What we savor

May 4th, 2015  |  Published in Uncategorized

Reading beyond the recipe

Cassandra Basler's aunt and father dressed in traditional dirndl and lederhosen before an outdoor feast at the Austrian Society of Detroit (1964).

Cassandra Basler’s aunt and father dressed in traditional dirndl and lederhosen before an outdoor feast at the Austrian Society of Detroit (1964).


Gundel’s Hungarian Cookbook says every good dish starts with two essentials: brown onion and paprika. Since my family’s Austrian, we’d say every good dish starts with brown onion and garlic. But there’s a favorite of my grandmother’s that combines these—chicken paprikash.

When I was growing up, fall wouldn’t officially arrive until those slow-cooked chicken legs began to simmer in a 12-quart steel stockpot on my Omi’s stove. The best part—the sauce—matched the rust-colored leaves outside my grandparents’ kitchen window, just north of Detroit.

Omi cooked the paprikash days before our Sunday dinner, but a half hour before my family arrived, she’d heat the pot on low. That way, the earthy aroma would still waft from her freshly-scrubbed kitchen. My Opi would say, “I hope you came hungry, Omi’s been cooking all week!” And Omi would laugh as though the hardest part was pulling the heavy cookware from the highest cabinet. (Omi only stood about five feet tall.)

During my junior year in college, I decided to cook paprikash for my German Club potluck. I never knew what went into that favorite sauce, because I’d never watched Omi stir the onions and minced garlic until it cooked down into a terracotta red. I just wolfed it down when she ladled it onto a bed of freshly boiled dumplings, lightly coated with butter. But I had to prove to the Germanophiles that Austrian food outshined the bratwurst we’d wash down with Weissbier at the Heidelberg pub downtown.

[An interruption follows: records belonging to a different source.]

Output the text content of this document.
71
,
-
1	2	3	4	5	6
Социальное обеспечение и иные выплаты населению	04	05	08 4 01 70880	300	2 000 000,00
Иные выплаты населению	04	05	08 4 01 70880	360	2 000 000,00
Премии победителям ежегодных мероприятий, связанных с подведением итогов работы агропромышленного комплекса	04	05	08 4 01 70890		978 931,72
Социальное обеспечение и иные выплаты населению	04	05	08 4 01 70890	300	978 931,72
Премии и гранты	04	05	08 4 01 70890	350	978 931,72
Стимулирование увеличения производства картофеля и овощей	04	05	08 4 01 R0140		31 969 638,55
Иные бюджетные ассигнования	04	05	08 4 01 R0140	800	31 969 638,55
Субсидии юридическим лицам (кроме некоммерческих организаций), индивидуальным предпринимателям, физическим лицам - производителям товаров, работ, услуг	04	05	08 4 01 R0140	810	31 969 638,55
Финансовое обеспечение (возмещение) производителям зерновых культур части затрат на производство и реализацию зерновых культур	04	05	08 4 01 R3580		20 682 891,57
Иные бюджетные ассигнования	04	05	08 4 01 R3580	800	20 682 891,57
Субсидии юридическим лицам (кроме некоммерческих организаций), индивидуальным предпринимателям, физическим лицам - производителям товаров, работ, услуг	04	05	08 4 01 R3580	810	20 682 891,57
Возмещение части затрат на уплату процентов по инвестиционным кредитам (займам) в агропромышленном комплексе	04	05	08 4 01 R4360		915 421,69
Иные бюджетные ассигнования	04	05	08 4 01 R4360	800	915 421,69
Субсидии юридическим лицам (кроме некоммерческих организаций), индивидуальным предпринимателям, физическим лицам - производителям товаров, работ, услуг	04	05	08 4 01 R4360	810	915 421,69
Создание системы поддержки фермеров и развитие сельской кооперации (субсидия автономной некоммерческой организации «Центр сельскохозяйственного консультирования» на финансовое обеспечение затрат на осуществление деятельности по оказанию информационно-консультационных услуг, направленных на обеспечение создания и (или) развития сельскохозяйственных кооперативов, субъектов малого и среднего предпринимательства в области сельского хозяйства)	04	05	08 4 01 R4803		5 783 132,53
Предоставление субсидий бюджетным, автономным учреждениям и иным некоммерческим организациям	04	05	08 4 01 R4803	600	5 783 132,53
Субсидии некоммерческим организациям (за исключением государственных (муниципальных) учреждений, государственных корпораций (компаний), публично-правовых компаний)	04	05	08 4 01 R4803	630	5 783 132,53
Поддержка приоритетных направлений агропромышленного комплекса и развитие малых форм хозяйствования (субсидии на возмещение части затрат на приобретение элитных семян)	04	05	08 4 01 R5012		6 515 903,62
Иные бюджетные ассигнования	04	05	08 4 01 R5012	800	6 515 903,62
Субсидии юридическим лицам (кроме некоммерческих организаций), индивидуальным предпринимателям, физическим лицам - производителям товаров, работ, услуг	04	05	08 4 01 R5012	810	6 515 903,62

I just couldn’t find the right recipe.

Plenty of Americanized iterations popped up on Google. Slow-cooker recipes for Weight Watchers, ladled over half-cup helpings of wide Scandinavian egg noodles. “Mozart Paprikash,” a chunky grey-white atrocity served with green bell peppers and paprika as a garnish. My dad’s own version came sprinkled with northern Italian herb seasoning and served with store-bought German spätzle noodles. Few recipes featured my Omi’s hand-pinched nockerln, the tiny egg and flour dumplings the size of your fingertip.

So, on January 21st, 2011, I emailed my dad for help. With my Omi and the rest of my immediate family carbon-copied, he sent ingredients and a full block of instructions. One step wasn’t separated from the one before it. Omi replied as well, to my relief, but this was her only comment:

“follow your Dad’s recipe and put Paprika in stir and add tomato paste otherwise it turns bitter. I don’t add Italian spices and just use a little ground nutmeg and a tiny bit of lemon. It’s easier to just reheat the next day and add sour cream after you turn off burner.”

I figured even if I couldn’t master Oma’s Viennese dialect, I could break down this recipe and cook a decent paprikash. As a second generation Austrian, I’d struggled to understand a language and a culture my grandparents tried to clear from every room of their lives—except the kitchen. But in the tiny attic flat that was my first apartment, my kitchen was just an afterthought, something the couch backed up to.

Still, once I found paprika at the local supermarket—not the familiar red, green and white Hungarian tin that sat in my kitchen cabinet growing up, but some faded red powder in a glass bottle—I skinned and sliced chicken thighs on a sliver of Formica countertop. Then I splattered two minced garlic cloves and yellow onions into hot olive oil, which burned my arm and coated my wall. My shallow pasta pot was not made to handle this meal. I didn’t have fresh nutmeg—or even a nut grinder—so I settled for a sprinkle from our baking supplies. My roommate helped me stir in the paprika-coated meat, chicken stock and a dollop of tomato paste. At that point, I decided those store-bought spätzle noodles would do, because I couldn’t handle two extra hours of pinching dough into little nockerln. Finally, the sizzling mess cooked down into a dark red stew—a bit deeper than the dish I was used to, even after I mixed in a dollop of sour cream before serving.

Mine probably wasn’t the worst paprikash in history. The German Club certainly didn’t know the difference. But the tricky thing about chicken paprikash is that it’s the essence of Budapest, the city taken over by the Austrian Hapsburgs and molded into the “Vienna of the East.” It’s difficult to claim as my favorite Austrian meal, because it’s sort of an appropriated dish. A product of several cultures, like my Viennese grandparents and my American dad.

Maybe that’s why I like paprikash so much. No ingredient seems too distinct, once it’s on the table.